3. Les propositions de la CGT
Face à ce constat, la CGT avance des contre-propositions structurées autour du retour à la retraite à 60 ans :
- Pénibilité : mise en place d’un véritable système de départ anticipé. Elle cite en exemple l’accord obtenu à la SNCF (3 ans d’anticipation, fin de carrière aménagée) comme modèle à généraliser.
- Jeunesse : validation des années d’études pour le calcul de la retraite afin de redonner confiance aux jeunes générations dans le système par répartition.
- Financement : rejet de l’argument de la faillite financière (démenti par la réaction positive des marchés boursiers). La CGT propose d’augmenter légèrement les cotisations (« part des richesses captée pour financer le capital ») pour financer le système, assumant une hausse des prélèvements obligatoires comme un levier de progrès social.
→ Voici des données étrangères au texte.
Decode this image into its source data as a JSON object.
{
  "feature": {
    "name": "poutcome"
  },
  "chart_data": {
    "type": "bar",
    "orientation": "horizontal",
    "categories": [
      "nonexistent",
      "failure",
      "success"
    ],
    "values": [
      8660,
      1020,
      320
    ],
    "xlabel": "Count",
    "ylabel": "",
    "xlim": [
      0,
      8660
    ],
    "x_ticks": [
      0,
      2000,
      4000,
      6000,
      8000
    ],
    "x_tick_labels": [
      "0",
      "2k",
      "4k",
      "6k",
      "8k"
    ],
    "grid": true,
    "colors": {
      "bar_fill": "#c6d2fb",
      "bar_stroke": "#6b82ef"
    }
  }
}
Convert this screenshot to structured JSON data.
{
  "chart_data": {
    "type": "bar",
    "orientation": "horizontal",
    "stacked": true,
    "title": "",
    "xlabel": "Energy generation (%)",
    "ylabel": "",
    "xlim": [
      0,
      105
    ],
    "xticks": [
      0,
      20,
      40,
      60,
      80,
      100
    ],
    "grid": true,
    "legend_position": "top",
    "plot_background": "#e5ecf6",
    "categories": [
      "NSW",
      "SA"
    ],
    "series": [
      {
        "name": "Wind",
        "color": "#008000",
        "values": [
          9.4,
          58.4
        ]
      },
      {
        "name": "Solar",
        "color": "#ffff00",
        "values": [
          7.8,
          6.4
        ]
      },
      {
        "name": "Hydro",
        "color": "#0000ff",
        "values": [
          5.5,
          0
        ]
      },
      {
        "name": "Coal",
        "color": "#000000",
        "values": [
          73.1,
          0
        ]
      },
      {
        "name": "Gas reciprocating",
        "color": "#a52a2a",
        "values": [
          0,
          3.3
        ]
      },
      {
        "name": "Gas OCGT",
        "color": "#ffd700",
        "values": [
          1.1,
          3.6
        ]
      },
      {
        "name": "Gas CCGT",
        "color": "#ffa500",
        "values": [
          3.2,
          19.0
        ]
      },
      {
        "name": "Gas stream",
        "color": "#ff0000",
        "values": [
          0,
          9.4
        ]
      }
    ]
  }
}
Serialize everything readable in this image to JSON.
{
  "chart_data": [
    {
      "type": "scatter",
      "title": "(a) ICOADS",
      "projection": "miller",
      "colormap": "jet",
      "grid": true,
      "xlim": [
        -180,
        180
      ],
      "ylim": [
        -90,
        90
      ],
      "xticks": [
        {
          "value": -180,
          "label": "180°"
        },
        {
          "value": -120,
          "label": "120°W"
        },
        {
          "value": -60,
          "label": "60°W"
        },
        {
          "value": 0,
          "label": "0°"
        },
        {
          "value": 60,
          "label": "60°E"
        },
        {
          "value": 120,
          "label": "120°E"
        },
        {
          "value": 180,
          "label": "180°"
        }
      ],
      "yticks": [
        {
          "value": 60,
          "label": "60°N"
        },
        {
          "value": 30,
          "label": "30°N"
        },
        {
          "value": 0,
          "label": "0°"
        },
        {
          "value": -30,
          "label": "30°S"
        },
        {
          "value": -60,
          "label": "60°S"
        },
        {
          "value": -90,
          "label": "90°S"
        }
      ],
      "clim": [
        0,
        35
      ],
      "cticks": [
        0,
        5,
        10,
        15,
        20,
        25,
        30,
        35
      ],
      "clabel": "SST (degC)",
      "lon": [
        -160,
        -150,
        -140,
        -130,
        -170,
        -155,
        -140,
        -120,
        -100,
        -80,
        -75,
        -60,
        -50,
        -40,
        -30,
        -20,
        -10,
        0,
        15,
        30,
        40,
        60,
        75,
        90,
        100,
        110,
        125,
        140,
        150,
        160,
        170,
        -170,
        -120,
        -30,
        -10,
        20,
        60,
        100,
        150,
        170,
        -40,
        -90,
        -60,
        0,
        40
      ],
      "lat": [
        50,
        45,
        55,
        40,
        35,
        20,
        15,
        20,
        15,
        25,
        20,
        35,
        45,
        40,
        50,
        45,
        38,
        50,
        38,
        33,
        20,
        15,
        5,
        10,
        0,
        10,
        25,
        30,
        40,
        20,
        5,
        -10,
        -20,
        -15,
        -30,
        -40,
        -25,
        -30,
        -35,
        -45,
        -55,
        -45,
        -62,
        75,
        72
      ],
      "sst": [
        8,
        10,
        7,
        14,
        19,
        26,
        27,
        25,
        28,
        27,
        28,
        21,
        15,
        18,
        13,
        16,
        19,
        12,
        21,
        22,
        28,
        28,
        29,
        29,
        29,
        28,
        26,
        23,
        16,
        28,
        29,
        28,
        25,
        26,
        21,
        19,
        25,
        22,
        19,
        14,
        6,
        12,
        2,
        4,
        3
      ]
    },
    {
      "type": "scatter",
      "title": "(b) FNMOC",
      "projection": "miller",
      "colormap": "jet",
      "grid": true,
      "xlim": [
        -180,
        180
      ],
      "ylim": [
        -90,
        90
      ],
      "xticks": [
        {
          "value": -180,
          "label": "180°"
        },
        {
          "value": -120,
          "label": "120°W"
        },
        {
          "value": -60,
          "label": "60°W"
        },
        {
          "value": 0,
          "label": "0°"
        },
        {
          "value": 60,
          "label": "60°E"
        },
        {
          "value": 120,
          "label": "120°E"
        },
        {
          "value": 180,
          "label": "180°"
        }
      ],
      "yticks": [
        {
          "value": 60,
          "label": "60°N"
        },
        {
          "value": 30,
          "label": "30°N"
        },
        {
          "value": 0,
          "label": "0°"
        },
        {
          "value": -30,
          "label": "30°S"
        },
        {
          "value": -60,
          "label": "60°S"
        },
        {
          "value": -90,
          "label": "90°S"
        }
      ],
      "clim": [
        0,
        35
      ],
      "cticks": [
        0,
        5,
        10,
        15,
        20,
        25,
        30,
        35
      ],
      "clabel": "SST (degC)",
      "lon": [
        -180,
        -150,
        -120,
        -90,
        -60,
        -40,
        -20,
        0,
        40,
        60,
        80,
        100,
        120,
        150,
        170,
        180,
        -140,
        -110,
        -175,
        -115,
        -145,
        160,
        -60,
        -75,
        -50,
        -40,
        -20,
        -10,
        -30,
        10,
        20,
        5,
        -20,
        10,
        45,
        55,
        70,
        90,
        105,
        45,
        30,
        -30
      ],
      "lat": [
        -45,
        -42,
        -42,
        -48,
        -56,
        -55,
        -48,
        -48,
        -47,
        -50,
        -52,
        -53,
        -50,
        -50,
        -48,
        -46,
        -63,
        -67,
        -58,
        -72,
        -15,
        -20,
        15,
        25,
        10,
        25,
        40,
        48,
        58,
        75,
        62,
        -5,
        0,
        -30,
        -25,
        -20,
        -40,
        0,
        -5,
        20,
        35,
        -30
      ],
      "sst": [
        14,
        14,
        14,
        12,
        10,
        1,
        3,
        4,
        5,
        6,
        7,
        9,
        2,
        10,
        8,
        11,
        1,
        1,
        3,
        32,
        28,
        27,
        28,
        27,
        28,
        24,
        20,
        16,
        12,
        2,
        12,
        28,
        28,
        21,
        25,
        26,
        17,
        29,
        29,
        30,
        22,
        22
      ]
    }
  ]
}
4. Critique des alternatives « libérales »
L’intervention s’attaque frontalement à deux idées reçues ou solutions alternatives souvent évoquées :
- Contre la capitalisation : la CGT rejette l’épargne retraite individuelle, jugée coûteuse pour les finances publiques (niches fiscales), risquée (volatilité des marchés) et inefficace (exemple du régime RAFP des fonctionnaires). Pour la CGT, la capitalisation ne sert qu’à ouvrir des marchés aux banques et assureurs.
- Contre la « liberté » de partir : Sophie Binet dénonce la rhétorique du choix individuel de l’âge de départ, qui, sans droits collectifs forts, ne serait qu’une « liberté » de partir avec une pension de misère.
5. Stratégie politique et appel à l’action
- Méthode : la CGT ne cherche pas un consensus mou mais un « relevé de désaccords » clair au sein du CESE.
- Référendum : proposition majeure de l’intervention : que les organisations syndicales puissent proposer un sujet de référendum à l’issue de la conférence, pour permettre aux Français de trancher directement la question des retraites, évitant ainsi que le sujet ne soit noyé dans les débats de la présidentielle de 2027.
- Défense de la Sécurité Sociale : appel solennel au Ministre du Travail pour qu’il défende le système par répartition (« trésor national ») plutôt que d’adopter une posture « agnostique » ou gestionnaire.
Synthèse
L’intervention de Sophie Binet vise à délégitimer la réforme en cours par ses conséquences sociales concrètes (chômage des seniors) et à repolitiser le débat en opposant deux choix de société : la capitalisation/individualisation contre la répartition/solidarité. La stratégie finale repose sur l’appel au peuple (référendum) pour contourner le blocage politique.